L'industrie de la concurrence. Etude des mesures de la compétitivité des Etats

par Simon-pierre Savard-tremblay

Thèse de doctorat en Économie des institutions

Sous la direction de Florence Weber et de Jacques Sapir.

Thèses en préparation à Paris Sciences et Lettres , dans le cadre de École doctorale de l'École des hautes études en sciences sociales , en partenariat avec Paris, EHESS (établissement de préparation de la thèse) depuis le 18-12-2017 .


  • Résumé

    S’inspirant de réflexions sociologiques sur la dialectique évaluation-construction qui accompagne les outils de mesures, cette thèse cherche à faire la lumière sur l’utilisation des indices et des palmarès comme instruments disciplinaires du néolibéralisme. La mondialisation témoigne d’une multiplication des mesures, imposant une pression permanente sur une multitude d’entités qui ont le fardeau de la performance dans l’application des normes véhiculées. Le Forum économique mondial (FEM) et l’International Institute for Management Development (IMD) produisent annuellement des rapports sur la compétitivité des États, contribuant à les mettre en concurrence dans la conversion de leur logique interne au modèle colporté par les critères pris en compte dans la construction des indicateurs. Nommant ce modèle, la compétitivité est pourtant un concept assez flou sur le plan scientifique. D’abord appliquée aux entreprises pour désigner leur capacité à affronter la concurrence, elle a ensuite été importée dans l’univers des États. La compétitivité est double, désignant à la fois un projet intérieur et la concurrence existant entre les États pour établir ledit projet. Paradigme d’abord centré sur l’exportation, il est principalement relié aujourd’hui à l’attractivité, assignant à l’État une mission de séduction des capitaux et investissements à une époque d’hypermobilité, où ils sont ainsi particulièrement difficiles à capturer. Le projet de la compétitivité colporte un interventionnisme indirect, où chaque État doit mettre en place le cadre optimal au monde des affaires. Après avoir défini théoriquement le sens de la compétitivité comme projet politique, social et économique, notre thèse déconstruit les critères et méthodologies des grands classements chargés de mesurer son implantation dans chaque pays.
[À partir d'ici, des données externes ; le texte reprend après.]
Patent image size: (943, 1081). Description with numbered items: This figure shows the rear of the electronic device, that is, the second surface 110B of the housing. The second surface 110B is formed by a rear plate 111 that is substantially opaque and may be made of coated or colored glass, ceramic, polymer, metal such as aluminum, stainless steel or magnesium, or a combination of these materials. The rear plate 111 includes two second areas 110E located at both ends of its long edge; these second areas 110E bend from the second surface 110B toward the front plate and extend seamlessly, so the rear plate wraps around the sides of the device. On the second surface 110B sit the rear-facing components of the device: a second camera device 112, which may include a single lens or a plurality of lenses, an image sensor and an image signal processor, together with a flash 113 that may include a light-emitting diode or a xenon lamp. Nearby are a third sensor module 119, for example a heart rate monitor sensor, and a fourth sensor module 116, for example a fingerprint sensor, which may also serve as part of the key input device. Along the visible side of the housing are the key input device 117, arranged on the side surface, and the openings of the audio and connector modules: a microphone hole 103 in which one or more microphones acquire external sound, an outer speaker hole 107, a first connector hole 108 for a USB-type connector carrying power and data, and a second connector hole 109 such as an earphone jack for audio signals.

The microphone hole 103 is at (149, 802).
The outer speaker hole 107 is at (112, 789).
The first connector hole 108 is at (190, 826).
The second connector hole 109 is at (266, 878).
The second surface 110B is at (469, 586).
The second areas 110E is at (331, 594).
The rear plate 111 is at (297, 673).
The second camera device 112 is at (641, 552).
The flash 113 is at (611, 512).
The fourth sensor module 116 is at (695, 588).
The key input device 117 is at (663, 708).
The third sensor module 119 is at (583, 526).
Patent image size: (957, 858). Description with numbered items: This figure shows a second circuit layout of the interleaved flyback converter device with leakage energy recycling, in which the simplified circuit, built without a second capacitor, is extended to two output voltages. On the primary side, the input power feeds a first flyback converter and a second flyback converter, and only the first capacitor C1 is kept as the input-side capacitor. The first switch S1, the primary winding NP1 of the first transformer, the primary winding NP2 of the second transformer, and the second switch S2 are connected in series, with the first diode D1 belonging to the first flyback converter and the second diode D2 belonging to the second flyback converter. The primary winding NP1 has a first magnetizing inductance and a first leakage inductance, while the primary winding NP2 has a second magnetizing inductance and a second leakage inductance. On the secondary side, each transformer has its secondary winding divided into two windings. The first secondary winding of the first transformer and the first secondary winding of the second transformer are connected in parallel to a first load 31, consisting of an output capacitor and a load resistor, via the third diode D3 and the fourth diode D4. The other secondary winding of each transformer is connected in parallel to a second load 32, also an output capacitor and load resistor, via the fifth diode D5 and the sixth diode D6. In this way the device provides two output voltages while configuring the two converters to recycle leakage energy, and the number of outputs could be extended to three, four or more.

Nous aspirons ainsi à faire la lumière sur une institution économique colportant la vision néolibérale du monde, et nous nous inscrivons dans l’étude de traduction quantifiée de la réalité, questionnant la prétendue neutralité normative et scientifique de cette dernière.

  • Titre traduit

    The competition industry. An analysis of State competitiveness measures


  • Résumé

    Inspired by sociological analysis on the evaluation-construction dialectic of measurement tools, our thesis seeks to study the use of charts as disciplinary instruments of neoliberalism. Globalization has shown a important multiplication of measures, imposing permanent pressure on a multitude of entities that bear the burden of performance in the application of the conveyed standards. The World Economic Forum (WEF) and the International Institute for Management Development (IMD) produce annual reports on the competitiveness of States, putting them in competition in the conversion of their internal logic to the model built by the criteria taken into account in the construction of indicators. Competitiveness is a rather vague concept on the scientific level. First applied to companies to designate their ability to compete, it was then applied to the State universe. The competitiveness is twofold, designating both an internal project and the competition existing between the States to establish the said project. As a paradigm initially centered on the export, it is mainly connected today with attractiveness, assigning to the State a seduction mission destined to capital and investments at a time of hypermobility, where they are thus particularly difficult to capture. The competitiveness project can be considered as indirect interventionism, where each state must establish the optimal framework for the business. After theoretically defining the meaning of competitiveness as a political, social and economic project, our thesis deconstructs the criteria and methodologies of the major classifications responsible for measuring its implementation in each country. We thus aspire to shed light on an economic institution promoting a neoliberal vision of the world. Our thesis is part of the study of quantified translation of reality, questioning the alleged normative and scientific neutrality of the latter.